The advantage of the path segment approach is that you only receive a single scalar value in the result. This approach makes the entire operation a lot more efficient. However, as described in the OData specification, the /$count path segment returns an error if you include other query parameters, such as $top or $skip, which limits its usefulness.

In this tutorial, you implemented the GetRowCount handler using the path segment approach. To avoid the errors you'd get if other query parameters are included, you checked for other state values, and returned an "unimplemented error" (...) if you found any. Returning any error from a Table.View handler tells the M engine that the operation can't be folded, and it should fall back to the default handler instead (which in this case would be counting the total number of rows).

First, add a unit test:

// GetRowCount
Fact("Fold $count", 15, Table.RowCount(Airlines)),

Since the /$count path segment returns a single value (in plain/text format) rather than a JSON result set, you also have to add a new internal function (TripPin.Scalar) for making the request and handling the result.

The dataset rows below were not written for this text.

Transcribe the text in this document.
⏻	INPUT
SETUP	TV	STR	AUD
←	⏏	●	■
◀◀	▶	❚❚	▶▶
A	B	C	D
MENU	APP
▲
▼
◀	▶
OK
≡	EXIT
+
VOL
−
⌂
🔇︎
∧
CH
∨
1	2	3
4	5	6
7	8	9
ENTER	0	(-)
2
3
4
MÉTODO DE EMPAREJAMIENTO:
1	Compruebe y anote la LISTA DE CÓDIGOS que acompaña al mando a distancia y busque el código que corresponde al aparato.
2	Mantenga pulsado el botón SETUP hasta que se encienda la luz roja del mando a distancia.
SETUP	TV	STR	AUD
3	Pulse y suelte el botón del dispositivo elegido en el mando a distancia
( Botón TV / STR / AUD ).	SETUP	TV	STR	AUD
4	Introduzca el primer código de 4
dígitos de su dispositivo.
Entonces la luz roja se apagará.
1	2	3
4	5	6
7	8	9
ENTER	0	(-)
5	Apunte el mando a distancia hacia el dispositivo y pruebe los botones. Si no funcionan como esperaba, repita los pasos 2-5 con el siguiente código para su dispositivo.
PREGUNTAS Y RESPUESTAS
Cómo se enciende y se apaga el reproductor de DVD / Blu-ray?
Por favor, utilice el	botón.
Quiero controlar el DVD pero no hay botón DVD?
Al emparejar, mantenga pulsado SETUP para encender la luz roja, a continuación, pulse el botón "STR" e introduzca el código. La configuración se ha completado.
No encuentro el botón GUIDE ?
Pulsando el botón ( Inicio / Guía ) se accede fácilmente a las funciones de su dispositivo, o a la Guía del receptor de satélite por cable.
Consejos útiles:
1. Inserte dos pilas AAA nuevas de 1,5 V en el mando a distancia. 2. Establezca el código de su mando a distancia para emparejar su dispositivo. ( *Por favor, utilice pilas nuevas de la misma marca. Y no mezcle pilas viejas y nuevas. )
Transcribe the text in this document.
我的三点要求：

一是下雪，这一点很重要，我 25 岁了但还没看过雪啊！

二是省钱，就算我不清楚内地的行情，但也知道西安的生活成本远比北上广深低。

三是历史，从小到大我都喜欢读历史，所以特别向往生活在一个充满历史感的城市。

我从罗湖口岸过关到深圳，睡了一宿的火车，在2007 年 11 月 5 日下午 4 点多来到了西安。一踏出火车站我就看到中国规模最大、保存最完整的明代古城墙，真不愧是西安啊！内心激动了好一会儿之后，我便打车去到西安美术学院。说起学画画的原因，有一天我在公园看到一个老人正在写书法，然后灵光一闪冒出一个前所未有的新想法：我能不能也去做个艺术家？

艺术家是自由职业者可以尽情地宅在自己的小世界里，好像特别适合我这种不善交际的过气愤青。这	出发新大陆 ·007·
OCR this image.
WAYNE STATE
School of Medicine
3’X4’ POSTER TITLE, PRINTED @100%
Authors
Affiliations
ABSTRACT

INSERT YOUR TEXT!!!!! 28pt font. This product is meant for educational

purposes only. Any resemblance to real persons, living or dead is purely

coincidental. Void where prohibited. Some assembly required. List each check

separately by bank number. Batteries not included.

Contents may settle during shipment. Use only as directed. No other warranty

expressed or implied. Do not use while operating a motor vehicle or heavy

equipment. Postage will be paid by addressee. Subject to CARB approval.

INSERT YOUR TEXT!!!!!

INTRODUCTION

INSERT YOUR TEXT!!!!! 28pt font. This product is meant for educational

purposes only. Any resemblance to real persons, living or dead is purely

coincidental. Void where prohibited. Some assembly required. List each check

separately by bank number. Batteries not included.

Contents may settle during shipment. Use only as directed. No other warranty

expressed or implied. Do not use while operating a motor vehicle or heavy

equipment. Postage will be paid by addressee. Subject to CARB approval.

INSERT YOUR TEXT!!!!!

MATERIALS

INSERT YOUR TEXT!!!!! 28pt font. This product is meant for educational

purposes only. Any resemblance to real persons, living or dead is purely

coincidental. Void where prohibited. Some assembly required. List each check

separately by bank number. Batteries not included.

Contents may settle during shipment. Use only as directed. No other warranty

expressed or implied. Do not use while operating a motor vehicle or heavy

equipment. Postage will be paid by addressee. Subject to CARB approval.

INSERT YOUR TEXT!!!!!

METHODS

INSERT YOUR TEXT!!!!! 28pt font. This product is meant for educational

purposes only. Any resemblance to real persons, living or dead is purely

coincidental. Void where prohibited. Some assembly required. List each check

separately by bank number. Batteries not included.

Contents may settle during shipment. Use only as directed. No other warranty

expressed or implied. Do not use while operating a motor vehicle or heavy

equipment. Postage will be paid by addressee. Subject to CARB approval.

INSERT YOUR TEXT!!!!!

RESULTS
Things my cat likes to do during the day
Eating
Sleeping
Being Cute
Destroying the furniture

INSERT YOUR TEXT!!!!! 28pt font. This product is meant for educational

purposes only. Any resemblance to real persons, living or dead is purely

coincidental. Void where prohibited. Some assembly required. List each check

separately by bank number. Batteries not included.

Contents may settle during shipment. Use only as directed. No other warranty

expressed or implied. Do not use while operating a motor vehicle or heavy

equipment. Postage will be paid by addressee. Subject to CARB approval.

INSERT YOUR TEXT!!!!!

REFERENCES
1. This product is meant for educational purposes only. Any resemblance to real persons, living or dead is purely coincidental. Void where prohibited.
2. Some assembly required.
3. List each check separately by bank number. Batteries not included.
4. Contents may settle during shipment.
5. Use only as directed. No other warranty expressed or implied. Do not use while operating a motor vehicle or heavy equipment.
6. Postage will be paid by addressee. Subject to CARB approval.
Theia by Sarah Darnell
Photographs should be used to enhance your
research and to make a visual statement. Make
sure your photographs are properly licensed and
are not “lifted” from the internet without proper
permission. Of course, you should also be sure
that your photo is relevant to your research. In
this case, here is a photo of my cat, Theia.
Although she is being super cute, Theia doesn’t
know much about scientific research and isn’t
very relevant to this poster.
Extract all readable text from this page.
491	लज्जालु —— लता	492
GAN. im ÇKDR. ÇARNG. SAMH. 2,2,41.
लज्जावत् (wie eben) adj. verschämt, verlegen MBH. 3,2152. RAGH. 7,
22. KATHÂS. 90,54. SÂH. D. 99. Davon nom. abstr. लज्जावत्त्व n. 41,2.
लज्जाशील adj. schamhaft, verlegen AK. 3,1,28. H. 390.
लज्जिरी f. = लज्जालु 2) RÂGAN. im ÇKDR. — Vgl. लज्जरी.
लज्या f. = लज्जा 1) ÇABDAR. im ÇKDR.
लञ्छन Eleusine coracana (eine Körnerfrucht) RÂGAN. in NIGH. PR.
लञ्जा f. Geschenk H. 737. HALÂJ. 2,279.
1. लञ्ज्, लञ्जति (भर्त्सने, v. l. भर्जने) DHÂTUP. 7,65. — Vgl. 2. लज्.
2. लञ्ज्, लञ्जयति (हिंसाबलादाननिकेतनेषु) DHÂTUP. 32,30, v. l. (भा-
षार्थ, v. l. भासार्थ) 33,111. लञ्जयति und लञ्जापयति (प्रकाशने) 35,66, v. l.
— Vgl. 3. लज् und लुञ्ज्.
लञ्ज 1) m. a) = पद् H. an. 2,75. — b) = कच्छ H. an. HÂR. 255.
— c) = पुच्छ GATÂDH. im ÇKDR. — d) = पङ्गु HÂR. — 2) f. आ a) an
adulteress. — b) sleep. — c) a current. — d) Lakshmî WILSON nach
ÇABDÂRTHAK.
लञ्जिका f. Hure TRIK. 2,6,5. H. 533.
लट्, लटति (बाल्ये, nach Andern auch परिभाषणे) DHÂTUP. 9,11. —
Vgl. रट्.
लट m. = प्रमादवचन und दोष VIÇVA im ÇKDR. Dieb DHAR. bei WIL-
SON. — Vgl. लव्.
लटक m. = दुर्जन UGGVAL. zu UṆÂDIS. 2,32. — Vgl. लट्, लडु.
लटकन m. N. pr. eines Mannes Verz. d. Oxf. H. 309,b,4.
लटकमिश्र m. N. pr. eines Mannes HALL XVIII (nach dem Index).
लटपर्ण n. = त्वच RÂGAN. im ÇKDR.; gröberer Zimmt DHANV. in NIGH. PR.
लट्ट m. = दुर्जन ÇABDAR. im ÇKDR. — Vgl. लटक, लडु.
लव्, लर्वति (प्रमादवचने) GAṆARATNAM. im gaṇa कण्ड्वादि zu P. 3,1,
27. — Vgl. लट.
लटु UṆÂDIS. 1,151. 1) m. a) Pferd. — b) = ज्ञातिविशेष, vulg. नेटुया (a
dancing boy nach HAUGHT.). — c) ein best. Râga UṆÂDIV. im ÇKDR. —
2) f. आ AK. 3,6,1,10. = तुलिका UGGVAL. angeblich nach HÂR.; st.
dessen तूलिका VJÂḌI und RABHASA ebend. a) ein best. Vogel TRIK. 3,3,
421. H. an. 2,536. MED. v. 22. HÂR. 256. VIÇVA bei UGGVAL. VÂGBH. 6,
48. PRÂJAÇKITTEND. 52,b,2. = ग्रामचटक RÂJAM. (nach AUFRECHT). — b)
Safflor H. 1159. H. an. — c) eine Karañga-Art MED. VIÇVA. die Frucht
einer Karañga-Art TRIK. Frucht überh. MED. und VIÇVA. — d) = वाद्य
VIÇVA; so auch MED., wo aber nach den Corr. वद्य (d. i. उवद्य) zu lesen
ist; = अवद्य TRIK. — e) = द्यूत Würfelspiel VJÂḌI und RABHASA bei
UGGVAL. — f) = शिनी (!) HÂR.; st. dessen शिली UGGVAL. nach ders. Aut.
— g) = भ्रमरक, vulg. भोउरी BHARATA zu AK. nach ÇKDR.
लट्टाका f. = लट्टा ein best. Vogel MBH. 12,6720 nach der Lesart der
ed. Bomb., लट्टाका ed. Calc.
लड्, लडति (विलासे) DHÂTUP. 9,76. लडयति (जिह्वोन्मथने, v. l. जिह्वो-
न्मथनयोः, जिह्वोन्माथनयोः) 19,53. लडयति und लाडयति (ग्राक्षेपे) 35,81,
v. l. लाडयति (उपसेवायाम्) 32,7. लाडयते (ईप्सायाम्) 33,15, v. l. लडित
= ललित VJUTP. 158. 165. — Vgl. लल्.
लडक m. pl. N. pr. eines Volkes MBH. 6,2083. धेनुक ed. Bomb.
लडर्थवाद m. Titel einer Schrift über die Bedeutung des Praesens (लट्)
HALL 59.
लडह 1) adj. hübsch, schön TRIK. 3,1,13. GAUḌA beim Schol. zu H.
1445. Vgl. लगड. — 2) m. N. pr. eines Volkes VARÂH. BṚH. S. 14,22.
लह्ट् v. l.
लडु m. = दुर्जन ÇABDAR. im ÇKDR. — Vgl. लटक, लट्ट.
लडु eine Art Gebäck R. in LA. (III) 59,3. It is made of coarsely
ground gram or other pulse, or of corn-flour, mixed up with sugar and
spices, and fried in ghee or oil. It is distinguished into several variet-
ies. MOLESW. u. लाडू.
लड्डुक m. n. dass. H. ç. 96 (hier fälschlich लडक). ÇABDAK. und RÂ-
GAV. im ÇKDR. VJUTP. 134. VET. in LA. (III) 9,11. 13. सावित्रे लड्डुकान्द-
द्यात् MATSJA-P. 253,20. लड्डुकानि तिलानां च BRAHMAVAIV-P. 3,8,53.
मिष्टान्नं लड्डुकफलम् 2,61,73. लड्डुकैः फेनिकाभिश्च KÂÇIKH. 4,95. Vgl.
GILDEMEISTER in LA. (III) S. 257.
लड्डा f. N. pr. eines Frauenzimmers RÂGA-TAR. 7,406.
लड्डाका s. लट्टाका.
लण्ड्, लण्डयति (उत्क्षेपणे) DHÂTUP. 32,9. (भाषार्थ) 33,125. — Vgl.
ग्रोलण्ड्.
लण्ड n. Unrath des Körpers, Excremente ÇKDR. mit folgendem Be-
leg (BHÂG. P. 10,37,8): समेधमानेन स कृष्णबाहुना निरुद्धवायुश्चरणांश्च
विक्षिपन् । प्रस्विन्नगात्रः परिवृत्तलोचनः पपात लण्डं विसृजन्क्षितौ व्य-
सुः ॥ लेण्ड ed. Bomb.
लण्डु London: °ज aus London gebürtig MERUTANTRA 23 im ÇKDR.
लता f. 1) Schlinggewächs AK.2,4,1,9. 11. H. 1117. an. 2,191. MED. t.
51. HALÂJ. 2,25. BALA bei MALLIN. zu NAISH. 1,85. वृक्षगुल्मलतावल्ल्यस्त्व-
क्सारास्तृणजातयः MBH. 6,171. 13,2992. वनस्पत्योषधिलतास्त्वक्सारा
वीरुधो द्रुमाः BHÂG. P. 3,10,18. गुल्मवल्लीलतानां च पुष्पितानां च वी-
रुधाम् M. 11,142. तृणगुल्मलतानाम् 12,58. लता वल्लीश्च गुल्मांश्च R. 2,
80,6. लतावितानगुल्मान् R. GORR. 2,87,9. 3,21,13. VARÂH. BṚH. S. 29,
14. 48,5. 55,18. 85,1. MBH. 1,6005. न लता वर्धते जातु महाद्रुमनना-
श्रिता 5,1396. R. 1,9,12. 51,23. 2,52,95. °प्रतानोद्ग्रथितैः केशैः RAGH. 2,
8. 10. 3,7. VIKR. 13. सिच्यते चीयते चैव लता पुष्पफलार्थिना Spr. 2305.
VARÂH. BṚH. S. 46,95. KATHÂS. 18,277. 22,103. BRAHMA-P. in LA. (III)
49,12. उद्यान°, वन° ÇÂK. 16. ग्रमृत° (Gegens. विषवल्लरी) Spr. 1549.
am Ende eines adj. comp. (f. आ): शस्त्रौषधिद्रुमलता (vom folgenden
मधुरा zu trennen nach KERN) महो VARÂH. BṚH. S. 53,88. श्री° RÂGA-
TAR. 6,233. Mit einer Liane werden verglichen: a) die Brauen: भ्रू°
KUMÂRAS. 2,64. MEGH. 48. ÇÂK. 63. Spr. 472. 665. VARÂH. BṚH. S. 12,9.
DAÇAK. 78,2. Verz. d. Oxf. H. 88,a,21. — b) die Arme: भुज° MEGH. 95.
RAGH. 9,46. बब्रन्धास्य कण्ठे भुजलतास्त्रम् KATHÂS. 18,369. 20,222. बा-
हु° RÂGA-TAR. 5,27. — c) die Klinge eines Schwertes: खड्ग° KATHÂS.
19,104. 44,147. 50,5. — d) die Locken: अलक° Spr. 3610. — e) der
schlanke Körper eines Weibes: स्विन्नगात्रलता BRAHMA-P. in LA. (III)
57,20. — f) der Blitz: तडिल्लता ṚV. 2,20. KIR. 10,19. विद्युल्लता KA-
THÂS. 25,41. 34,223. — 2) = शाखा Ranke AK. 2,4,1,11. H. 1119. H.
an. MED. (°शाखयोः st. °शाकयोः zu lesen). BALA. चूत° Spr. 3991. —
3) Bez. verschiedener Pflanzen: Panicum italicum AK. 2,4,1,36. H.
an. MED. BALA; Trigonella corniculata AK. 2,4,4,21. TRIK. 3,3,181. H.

// Similar to TripPin.Feed, but is expecting back a scalar value.
// This function returns the value from the service as plain text.
TripPin.Scalar = (url as text) as text =>
    let
        _url = Diagnostics.LogValue("TripPin.Scalar url", url),

        headers = DefaultRequestHeaders & [
            #"Accept" = "text/plain"
        ],

        response = Web.Contents(_url, [ Headers = headers ]),
        toText = Text.FromBinary(response)
    in
        toText;

The implementation then uses this function (if no other query parameters are found in the state):

GetRowCount = () as number =>
    if (Record.FieldCount(Record.RemoveFields(state, {"Url", "Entity", "Schema"}, MissingField.Ignore)) > 0) then
        ...
    else
        let
            newState = state & [ RowCountOnly = true ],
            finalUrl = CalculateUrl(newState),
            value = TripPin.Scalar(finalUrl),
            converted = Number.FromText(value)
        in
            converted,

The CalculateUrl function is updated to append /$count to the URL if the RowCountOnly field is set in the state.

// Check for $count. If all we want is a row count,
// then we add /$count to the path value (following the entity name).
urlWithRowCount =
    if (state[RowCountOnly]? = true) then
        urlWithEntity & "/$count"
    else
        urlWithEntity,

The new Table.RowCount unit test should now pass.

To test the fallback case, you add another test that forces the error.

First, add a helper method that checks the result of a try operation for a folding error.

// Returns true if there is a folding error, or the original record (for logging purposes) if not.
Test.IsFoldingError = (tryResult as record) =>
    if ( tryResult[HasError]? = true and tryResult[Error][Message] = "We couldn't fold the expression to the data source. Please try a simpler expression.") then
        true
    else
        tryResult;

Then add a test that uses both Table.RowCount and Table.FirstN to force the error.

// test will fail if "Fail on Folding Error" is set to false
Fact("Fold $count + $top *error*", true, Test.IsFoldingError(try Table.RowCount(Table.FirstN(Airlines, 3)))),

An important note here is that this test now returns an error if Error on Folding Error is set to false, because the Table.RowCount operation falls back to the local (default) handler. Running the tests with Error on Folding Error set to true causes Table.RowCount to fail, and allows the test to succeed.

Conclusion

Implementing Table.View for your connector adds a significant amount of complexity to your code. Since the M engine can process all transformations locally, adding Table.View handlers doesn't enable new scenarios for your users, but results in more efficient processing (and potentially, happier users). One of the main advantages of the Table.View handlers being optional is that it allows you to incrementally add new functionality without impacting backwards compatibility for your connector.

For most connectors, an important (and basic) handler to implement is OnTake (which translates to $top in OData), as it limits the number of rows returned. The Power Query experience always performs an OnTake of 1000 rows when displaying previews in the navigator and query editor, so your users might see significant performance improvements when working with larger data sets.